13] The identity of a marital or sub-marital union consists of its members and the occasion of it being entered into.

14] Any two persons, whether of the same or opposite genders, may enter into a martial or sub-marital union; any two or more persons may enter into an enamourial union, if their genders be appropriate for the tribe of said enamouration.

15] When a marital or sub-marital union is without children, whether by blood or by adoption, then it may be terminated by the mutual consent of the parties; and if the parties do not consent, the holy tribunal may order its dissolution. However, when there are children of the union, the union is then said to be enacted, and it may not be terminated by any tribunal, but only by the Lords of Restriction. And for every said child, an independent advocate shall be appointed, who may argue against the dissolution; and if the child be of sufficient age to express wishes, their wishes shall be respected. An enacted union shall be entered to be as such into the register. If all the children perish, or become adopted by another, then the enactment shall be cancelled by operation of law; otherwise, it may not be cancelled until the youngest child thereof attains the age of twenty-three, and even then only with the freely given consent of both parties to said union, and of all the children; or in the absence of such consent, if the Lords of Restriction agree to said cancellation of enactment.

16] The Lords of Restriction shall have the power to restrict those who act in violation of their commitments as party to a union, in particular the commitment not to engage in sexual activities with others, save with the consent – either standing or particular – of all those persons with whom they are in a marital or sub-marital union, and of all their active enamourations; there however being no consent required for sexual relations with any person with whom they are party to a marital or sub-marital union, or an active coenamour, or a fellow active member of a Great Order, provided such existing membership was made clear at the time into which the union was entered, and acknowledged by the other party in writing.

17] Only initiates of the central ecclesia may participate in an enamouration; however, a person who is not such an initiate may nonetheless be permitted to participate, if it be determined that their theological understanding of enamouration is sufficiently similar to that of the central ecclesia. This may well be the case for a person who is a member of an auxiliary ecclesiae – although it must not be assumed that all members of any auxiliary ecclesia, or even all members of some particular auxiliary ecclesia, will possess the requisite understanding, but rather an individual inquiry must be embarked upon in every case. It may even be possible for a member of a derogative ecclesiae to have the requisite understanding, depending in part on the nature of its derogation; or even a person who is neither an initiative of the central vessel nor a member of any auxiliary or derogative ecclesiae.

18] By contrast, any persons whatsoever may enter into a marital or sub-marital union, regardless of their religious or theological beliefs.

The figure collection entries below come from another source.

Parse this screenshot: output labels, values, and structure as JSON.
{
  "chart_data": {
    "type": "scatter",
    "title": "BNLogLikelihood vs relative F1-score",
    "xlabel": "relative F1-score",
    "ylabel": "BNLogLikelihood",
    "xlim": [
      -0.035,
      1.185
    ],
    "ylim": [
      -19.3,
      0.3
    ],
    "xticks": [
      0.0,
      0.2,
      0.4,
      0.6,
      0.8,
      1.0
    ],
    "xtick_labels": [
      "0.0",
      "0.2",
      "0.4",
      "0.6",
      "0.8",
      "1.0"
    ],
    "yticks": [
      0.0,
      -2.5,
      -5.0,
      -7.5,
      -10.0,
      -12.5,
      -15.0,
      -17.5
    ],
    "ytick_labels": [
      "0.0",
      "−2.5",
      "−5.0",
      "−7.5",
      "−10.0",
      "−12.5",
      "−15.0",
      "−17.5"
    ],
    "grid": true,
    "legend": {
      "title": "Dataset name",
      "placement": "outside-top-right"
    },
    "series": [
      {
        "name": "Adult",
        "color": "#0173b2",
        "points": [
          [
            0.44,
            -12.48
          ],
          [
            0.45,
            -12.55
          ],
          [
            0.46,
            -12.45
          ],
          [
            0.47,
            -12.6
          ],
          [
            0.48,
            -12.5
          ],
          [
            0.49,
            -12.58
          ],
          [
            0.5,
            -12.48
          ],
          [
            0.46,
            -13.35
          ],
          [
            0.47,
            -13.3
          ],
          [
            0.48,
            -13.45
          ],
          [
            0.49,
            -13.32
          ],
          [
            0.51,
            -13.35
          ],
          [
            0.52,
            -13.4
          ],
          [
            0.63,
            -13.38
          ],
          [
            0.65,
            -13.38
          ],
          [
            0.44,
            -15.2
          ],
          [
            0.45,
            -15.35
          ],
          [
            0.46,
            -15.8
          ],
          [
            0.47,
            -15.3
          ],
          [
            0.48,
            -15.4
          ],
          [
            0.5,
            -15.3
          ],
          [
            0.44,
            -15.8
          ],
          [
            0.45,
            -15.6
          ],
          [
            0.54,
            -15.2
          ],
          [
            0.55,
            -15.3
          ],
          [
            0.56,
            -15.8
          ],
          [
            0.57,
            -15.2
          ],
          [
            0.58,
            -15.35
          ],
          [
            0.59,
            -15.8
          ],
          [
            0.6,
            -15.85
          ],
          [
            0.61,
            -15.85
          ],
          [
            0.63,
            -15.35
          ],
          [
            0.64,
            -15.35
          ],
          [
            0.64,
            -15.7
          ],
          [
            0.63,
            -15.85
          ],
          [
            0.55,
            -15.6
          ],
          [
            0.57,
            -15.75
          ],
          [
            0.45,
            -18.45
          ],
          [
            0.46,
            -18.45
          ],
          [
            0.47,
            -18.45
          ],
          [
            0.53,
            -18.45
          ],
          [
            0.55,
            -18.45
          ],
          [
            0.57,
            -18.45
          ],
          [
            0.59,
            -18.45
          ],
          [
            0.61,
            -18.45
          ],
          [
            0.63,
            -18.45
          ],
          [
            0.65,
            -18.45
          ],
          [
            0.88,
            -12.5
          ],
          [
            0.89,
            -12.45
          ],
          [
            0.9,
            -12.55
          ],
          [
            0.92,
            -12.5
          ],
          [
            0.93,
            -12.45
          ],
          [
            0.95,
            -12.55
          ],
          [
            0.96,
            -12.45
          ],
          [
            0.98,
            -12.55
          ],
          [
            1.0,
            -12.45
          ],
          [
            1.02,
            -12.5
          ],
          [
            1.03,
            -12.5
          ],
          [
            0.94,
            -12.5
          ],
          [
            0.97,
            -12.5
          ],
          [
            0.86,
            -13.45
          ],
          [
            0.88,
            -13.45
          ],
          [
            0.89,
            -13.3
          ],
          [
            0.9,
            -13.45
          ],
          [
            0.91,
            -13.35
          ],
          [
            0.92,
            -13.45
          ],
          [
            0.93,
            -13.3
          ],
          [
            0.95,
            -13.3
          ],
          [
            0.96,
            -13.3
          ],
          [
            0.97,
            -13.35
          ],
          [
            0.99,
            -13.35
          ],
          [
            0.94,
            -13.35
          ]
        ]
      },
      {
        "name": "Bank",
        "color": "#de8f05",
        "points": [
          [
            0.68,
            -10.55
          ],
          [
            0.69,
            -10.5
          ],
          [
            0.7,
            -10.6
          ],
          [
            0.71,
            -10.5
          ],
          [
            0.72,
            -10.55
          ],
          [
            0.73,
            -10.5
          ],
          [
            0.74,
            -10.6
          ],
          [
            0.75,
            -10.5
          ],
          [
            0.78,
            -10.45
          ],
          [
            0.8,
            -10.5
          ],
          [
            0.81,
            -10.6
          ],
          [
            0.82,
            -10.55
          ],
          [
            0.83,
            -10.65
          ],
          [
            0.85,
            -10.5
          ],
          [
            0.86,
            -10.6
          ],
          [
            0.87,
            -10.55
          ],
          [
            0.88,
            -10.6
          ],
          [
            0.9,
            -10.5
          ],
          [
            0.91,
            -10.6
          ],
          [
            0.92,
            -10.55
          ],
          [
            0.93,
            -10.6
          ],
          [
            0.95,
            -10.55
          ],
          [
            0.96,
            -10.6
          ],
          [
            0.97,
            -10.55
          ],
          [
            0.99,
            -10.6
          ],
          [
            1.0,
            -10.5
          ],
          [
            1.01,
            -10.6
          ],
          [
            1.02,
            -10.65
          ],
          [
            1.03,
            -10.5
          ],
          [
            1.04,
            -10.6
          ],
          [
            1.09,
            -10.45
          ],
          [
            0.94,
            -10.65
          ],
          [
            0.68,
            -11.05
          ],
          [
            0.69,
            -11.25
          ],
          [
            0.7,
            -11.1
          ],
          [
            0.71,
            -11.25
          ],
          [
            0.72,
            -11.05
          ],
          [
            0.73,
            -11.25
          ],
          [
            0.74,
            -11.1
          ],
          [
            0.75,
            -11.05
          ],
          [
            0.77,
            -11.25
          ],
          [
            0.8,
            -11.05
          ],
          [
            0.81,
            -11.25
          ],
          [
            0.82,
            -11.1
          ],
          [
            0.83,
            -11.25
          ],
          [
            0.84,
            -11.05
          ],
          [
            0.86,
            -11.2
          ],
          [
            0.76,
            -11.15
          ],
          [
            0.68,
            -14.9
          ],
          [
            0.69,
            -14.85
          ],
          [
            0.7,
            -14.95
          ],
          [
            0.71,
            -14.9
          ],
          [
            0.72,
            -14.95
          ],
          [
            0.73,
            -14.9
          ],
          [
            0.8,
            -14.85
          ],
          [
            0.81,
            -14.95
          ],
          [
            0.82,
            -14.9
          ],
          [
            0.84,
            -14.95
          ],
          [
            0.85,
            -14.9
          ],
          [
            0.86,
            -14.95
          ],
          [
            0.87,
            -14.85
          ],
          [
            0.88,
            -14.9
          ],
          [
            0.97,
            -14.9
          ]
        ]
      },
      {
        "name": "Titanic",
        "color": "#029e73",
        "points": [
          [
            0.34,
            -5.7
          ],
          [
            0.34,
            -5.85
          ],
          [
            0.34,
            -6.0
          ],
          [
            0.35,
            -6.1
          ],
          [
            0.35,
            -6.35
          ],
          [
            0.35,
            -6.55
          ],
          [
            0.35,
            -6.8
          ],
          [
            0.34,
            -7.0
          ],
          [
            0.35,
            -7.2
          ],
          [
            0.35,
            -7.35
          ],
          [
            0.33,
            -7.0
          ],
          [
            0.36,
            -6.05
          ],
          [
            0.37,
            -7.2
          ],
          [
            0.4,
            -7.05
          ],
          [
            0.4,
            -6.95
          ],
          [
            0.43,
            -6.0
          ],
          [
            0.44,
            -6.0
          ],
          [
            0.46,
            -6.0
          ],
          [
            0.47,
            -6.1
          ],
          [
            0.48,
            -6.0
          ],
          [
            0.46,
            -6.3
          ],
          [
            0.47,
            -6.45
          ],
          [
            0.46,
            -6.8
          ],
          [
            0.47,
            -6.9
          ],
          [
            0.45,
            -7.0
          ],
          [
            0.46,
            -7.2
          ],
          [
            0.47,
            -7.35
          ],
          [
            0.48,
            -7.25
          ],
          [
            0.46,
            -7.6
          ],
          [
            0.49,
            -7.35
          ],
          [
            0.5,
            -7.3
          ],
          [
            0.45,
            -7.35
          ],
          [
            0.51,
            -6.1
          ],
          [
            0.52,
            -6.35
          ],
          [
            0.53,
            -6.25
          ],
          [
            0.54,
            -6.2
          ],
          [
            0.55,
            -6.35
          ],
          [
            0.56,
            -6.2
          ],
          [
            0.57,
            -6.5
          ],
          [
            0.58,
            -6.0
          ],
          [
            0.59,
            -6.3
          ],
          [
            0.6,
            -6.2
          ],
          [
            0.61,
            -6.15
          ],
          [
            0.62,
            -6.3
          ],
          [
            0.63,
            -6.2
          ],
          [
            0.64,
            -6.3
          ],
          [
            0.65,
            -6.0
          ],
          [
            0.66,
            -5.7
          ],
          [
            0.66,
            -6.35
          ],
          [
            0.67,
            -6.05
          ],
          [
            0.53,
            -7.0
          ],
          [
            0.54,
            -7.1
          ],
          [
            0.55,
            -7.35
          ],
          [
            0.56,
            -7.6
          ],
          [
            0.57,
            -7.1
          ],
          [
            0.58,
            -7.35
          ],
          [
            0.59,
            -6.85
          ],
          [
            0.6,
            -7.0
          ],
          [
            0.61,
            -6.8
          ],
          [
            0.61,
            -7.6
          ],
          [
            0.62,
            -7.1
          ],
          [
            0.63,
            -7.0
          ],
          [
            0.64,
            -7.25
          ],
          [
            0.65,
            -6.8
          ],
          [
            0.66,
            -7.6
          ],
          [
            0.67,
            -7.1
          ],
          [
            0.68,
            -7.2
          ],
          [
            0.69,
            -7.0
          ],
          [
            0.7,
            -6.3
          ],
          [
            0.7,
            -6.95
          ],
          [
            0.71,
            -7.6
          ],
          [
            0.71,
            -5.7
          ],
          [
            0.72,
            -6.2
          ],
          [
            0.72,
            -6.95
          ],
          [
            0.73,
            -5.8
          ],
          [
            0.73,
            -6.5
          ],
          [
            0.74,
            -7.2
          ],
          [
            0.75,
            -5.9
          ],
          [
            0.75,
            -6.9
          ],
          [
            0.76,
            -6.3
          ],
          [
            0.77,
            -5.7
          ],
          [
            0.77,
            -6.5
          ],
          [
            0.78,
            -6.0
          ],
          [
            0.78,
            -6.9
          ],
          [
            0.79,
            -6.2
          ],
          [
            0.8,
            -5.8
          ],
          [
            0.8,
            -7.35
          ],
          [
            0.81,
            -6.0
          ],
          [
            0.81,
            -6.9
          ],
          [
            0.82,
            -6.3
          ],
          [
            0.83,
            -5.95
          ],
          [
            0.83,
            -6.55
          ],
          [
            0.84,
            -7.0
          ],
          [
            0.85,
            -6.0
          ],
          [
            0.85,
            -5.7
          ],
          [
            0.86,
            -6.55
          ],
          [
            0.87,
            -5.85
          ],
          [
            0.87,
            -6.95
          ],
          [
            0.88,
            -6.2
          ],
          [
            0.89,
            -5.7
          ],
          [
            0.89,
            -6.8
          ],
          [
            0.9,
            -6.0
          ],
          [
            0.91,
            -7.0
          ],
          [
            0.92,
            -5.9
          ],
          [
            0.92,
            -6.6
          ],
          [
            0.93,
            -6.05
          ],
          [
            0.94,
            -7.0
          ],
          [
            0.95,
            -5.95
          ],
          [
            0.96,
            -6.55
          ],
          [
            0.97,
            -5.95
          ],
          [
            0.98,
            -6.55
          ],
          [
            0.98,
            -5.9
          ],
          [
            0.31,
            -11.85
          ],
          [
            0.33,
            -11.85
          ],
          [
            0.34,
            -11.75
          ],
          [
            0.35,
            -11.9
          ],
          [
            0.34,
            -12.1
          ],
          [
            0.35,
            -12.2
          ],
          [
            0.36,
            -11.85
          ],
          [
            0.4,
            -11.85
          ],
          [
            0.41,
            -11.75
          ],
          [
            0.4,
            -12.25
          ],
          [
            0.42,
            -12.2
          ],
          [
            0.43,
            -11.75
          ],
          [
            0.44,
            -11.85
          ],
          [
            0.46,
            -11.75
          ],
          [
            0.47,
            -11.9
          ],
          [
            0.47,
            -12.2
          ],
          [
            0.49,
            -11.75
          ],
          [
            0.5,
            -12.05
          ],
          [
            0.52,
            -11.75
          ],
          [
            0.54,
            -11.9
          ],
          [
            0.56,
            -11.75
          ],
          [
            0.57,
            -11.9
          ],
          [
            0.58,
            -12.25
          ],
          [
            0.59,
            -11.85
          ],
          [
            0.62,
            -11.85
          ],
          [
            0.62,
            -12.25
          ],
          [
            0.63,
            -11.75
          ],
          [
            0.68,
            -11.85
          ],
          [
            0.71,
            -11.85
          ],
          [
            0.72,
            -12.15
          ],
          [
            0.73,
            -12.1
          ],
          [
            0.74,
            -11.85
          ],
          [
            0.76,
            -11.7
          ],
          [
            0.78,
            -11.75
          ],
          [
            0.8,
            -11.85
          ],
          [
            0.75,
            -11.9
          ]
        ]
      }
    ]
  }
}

19] A union entered into under the laws of the usurpational powers, or of a protectorate of the Cause, may be recognized as a marital or sub-marital union, if registered at the request of either of the parties thereto, or on the initiative of any proper authority. Where the said power recognizes under its laws a distinction similar to that between marital and sub-marital unions, and where said distinction does not discriminate on the basis of gender, then whatever is most similar to marital shall be marital, and whatever is most similar to sub-marital shall be sub-marital. However, where it makes no such distinction, or where it does so in a way that discriminates on the basis of gender, such as by reserving one status for opposite-sex couples only, or for same-sex couples only, then the registrar shall do as the couple ask, or if they are non-responsive or not in agreement, then the registrar shall do whatever is reasonable under the circumstances.